CHAPTER III–THE OTHER MAN

It is useless to dissimulate longer, then. I am discovered, and I know I am discovered. “Hello, Sandford,” I greet without preface.

“Sandford!” (I am repeating in whispers what he says for my Polly’s benefit.) “Sandford! How the deuce did you know?”

“Know?” With the Hyde-like change comes another, and I feel positively facetious. “Why I know your ring of course, the same as I know your handwriting on a telegram. What is it? I’m busy.”

“I’m busy, too. Don’t swell up.” (Imagine “swell up” from Sandford, the repressed and decorous!) “I just wanted to tell you that the honkers are coming.”

“No! You’re imagining, or you dreamed it!… Anyway, what of it? I tell you I’m busy.”

“Cut it out!” I’m almost scared myself, the voice is positively ferocious. “I heard them not five minutes ago, and besides, the storm signal is up. I’m getting my traps together now. Our train goes at three-ten in the morning, you know.”

“Our-train-goes-at-three-ten–in-the-morning!”

“I said so.”

Our train?”

“Our train: the one which is to take us out to Rush Lake. Am I clear? I’ll wire Johnson to meet us with the buckboard.”

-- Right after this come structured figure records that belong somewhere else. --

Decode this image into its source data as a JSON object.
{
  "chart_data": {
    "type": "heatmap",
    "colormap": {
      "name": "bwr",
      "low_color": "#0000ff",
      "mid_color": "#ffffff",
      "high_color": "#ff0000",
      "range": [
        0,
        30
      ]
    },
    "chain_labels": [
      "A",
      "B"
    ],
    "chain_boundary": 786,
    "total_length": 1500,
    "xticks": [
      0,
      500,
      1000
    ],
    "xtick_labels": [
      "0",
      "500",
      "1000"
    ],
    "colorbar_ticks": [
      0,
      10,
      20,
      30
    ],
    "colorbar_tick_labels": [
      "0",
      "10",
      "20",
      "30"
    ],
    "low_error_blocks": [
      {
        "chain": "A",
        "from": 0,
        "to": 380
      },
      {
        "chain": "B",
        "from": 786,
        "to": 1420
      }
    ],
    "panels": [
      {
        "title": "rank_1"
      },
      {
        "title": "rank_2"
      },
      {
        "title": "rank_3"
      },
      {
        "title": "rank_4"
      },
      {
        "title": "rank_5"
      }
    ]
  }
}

“Clear, yes; but go in the morning–Why, man, you’re crazy! I have engagements for all day to-morrow.”

“So have I.”

“And the next day.”

“Yes.”

“And the next.”

“A whole week with me. What of it?”

“What of it! Why, business–“

“Confound business! I tell you they’re coming; I heard them. I haven’t any more time to waste talking, either. I’ve got to get ready. Meet you at three-ten, remember.”